Archive

Quotes

There ain’t no surer way to find out whether you like people or hate them than to travel with them.

—Mark Twain, 1894

Our nature lies in movement; complete calm is death.

—Blaise Pascal, c. 1640

Travel is like adultery: one is always tempted to be unfaithful to one’s own country. To have imagination is inevitably to be dissatisfied with where you live.

—Anatole Broyard, 1989

More and more I like to take a train. I understand why the French prefer it to automobiling—it is so much more sociable, and of course these days so much more of an adventure, and the irregularity of its regularity is fascinating.

—Gertrude Stein, 1943

I think that to get under the surface and really appreciate the beauty of any country, one has to go there poor.

—Grace Moore, 1944

The soul of a journey is liberty, perfect liberty, to think, feel, do just as one pleases. We go on a journey chiefly to be free of all impediments and of all inconveniences—to leave ourselves behind, much more to get rid of others.

—William Hazlitt, 1822

After midnight the moon set and I was alone with the stars. I have often said that the lure of flying is the lure of beauty, and I need no other flight to convince me that the reason flyers fly, whether they know it or not, is the aesthetic appeal of flying.

—Amelia Earhart, 1935

Those who travel heedlessly from place to place, observing only their distance from each other and attending only to their accommodation at the inn at night, set out fools, and will certainly return so.

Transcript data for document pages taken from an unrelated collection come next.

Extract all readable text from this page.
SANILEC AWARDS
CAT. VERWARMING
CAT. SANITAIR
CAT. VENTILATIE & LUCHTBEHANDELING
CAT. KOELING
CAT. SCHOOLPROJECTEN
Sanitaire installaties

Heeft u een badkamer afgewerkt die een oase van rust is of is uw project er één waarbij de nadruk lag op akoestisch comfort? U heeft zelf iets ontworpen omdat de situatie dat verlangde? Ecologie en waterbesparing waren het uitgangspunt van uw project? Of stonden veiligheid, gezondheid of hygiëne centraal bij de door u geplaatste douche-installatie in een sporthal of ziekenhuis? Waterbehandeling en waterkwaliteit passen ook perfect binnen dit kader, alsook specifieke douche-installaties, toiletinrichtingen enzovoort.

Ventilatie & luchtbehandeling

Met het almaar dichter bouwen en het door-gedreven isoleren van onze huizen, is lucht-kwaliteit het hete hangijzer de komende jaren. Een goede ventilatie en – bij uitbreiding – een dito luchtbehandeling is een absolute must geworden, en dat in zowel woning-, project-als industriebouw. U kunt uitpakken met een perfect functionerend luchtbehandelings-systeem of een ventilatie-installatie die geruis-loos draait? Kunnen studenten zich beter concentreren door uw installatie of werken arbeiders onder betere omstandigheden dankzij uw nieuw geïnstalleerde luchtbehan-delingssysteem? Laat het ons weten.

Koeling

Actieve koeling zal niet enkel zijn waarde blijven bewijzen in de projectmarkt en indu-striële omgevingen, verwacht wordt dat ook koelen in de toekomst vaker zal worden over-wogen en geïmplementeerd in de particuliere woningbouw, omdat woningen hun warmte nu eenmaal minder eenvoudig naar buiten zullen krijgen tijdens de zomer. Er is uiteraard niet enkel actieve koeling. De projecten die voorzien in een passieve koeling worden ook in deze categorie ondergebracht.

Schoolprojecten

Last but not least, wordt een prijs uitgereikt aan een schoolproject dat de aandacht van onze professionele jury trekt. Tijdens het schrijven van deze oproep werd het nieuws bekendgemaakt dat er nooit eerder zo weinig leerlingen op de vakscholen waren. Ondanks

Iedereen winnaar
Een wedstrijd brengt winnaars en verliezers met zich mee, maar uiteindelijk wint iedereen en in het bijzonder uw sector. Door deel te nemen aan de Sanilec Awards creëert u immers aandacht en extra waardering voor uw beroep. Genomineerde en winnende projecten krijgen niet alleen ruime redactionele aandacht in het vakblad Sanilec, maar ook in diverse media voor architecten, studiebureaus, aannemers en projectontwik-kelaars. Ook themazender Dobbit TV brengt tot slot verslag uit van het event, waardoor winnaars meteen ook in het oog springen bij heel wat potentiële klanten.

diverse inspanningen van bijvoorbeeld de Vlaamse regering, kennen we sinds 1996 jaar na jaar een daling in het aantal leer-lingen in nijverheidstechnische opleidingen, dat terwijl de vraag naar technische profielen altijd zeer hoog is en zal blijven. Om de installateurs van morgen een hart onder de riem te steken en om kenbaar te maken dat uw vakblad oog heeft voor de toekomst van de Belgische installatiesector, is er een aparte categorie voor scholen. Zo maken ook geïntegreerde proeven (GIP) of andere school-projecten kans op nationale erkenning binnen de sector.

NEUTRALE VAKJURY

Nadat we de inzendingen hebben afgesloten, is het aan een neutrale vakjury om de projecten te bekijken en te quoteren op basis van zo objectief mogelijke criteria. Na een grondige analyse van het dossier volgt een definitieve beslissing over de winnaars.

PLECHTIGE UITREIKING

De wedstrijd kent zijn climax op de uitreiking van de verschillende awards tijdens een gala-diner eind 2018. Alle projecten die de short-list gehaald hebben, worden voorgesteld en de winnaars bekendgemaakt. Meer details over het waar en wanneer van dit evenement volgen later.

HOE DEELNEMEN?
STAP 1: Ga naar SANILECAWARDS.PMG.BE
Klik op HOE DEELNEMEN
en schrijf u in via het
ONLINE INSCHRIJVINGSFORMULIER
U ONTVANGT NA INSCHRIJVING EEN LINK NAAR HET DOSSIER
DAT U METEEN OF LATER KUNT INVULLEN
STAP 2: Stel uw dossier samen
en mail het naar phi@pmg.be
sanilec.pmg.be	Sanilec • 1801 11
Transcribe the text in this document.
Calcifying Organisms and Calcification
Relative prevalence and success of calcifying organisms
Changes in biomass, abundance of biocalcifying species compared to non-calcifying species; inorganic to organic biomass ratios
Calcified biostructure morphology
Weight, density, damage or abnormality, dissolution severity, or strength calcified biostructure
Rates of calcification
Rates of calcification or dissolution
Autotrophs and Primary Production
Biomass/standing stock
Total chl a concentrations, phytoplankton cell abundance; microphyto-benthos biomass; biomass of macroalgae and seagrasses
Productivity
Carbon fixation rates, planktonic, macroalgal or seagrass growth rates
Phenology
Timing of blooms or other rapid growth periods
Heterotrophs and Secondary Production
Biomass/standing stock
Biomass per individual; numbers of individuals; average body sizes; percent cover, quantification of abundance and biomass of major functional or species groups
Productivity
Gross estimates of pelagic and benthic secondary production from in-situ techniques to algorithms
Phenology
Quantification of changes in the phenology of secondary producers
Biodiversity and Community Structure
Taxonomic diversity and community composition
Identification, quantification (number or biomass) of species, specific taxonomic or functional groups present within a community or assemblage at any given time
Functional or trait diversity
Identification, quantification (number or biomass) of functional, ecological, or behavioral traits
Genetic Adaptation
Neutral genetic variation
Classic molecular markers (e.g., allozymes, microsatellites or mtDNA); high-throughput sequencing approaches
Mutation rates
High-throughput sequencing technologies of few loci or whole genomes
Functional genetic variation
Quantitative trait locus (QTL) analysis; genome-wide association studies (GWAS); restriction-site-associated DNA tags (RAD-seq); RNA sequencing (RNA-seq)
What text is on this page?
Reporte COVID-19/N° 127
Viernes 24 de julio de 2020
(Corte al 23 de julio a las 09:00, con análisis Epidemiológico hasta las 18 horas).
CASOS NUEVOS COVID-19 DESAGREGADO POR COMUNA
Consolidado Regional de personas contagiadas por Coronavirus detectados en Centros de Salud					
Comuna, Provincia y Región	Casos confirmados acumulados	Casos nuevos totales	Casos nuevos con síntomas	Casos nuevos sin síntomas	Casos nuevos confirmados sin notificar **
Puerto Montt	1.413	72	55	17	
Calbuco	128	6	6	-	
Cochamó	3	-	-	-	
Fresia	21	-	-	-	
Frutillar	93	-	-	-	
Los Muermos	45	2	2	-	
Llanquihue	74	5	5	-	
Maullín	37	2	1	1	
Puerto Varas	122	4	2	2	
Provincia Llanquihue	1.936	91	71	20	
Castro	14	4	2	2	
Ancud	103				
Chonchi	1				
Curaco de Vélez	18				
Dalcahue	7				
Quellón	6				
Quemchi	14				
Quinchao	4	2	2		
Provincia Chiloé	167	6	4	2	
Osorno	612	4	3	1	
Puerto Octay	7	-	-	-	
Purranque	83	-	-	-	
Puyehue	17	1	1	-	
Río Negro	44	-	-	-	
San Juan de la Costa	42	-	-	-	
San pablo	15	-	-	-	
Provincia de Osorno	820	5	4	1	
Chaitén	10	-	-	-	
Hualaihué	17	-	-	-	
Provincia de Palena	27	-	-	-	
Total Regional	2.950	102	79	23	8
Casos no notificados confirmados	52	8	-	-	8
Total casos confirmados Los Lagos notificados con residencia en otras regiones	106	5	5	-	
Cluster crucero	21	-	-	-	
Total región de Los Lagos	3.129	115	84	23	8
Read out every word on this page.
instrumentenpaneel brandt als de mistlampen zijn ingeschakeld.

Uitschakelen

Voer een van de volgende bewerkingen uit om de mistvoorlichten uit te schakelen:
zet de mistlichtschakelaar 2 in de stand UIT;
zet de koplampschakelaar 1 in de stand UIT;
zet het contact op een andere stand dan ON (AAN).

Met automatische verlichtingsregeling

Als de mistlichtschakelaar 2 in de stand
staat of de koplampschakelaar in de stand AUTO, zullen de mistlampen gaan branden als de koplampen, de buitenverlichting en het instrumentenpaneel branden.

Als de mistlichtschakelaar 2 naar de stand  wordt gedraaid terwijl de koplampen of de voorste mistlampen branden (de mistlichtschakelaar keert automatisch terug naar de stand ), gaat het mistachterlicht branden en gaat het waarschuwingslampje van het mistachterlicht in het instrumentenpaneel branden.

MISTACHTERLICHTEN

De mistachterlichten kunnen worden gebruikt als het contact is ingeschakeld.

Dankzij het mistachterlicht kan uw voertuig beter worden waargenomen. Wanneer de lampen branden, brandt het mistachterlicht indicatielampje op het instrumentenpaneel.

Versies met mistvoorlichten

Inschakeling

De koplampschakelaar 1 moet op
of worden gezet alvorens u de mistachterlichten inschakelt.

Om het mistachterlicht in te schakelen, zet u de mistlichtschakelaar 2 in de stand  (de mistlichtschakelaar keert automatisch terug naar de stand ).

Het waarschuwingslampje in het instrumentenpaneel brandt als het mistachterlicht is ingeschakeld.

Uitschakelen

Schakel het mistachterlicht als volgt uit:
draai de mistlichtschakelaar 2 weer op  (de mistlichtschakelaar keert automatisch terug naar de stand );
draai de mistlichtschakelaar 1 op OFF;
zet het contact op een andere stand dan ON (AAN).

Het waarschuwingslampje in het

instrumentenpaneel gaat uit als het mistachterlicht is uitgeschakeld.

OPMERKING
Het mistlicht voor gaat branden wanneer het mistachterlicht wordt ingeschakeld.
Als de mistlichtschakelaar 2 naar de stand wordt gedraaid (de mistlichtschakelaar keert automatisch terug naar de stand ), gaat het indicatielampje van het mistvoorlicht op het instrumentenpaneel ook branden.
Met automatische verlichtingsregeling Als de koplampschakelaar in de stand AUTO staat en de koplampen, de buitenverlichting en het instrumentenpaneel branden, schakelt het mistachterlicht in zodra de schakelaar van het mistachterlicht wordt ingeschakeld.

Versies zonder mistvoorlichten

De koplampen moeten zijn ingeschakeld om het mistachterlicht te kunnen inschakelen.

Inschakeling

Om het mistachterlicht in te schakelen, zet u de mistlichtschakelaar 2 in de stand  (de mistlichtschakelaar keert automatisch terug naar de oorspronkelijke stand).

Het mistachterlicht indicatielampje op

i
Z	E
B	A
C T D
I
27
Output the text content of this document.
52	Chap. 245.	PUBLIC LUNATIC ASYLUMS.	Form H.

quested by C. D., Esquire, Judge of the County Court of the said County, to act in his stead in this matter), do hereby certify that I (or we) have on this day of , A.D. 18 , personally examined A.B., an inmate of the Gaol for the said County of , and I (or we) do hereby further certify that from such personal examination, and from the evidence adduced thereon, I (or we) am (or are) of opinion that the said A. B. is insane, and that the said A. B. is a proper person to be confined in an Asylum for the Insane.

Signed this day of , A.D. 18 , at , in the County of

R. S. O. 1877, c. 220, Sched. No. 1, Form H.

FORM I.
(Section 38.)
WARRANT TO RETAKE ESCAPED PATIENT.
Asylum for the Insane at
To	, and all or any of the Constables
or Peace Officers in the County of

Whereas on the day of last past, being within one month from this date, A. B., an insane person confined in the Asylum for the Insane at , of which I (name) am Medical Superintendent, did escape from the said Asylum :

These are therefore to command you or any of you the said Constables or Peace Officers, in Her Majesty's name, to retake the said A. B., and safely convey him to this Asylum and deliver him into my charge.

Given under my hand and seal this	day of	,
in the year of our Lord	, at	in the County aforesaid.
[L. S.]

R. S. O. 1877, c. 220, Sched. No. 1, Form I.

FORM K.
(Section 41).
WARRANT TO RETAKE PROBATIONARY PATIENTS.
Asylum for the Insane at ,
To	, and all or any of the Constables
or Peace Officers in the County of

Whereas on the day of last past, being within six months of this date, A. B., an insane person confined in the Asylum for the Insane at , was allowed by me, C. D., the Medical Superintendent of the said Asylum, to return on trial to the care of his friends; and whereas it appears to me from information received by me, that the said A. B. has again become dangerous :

—Philip Dormer Stanhope, 1747

I am leaving the town to the invaders: increasingly numerous, mediocre, dirty, badly behaved, shameless tourists.

—Brigitte Bardot, 1989

In the Middle Ages people were tourists because of their religion, whereas now they are tourists because tourism is their religion.

—Robert Runcie, 1988

I haven’t been everywhere, but it’s on my list.

—Susan Sontag, 1977

Traveling is the ruin of all happiness! There’s no looking at a building here after seeing Italy.

—Fanny Burney, 1782

See one promontory (said Socrates of old), one mountain, one sea, one river, and see all.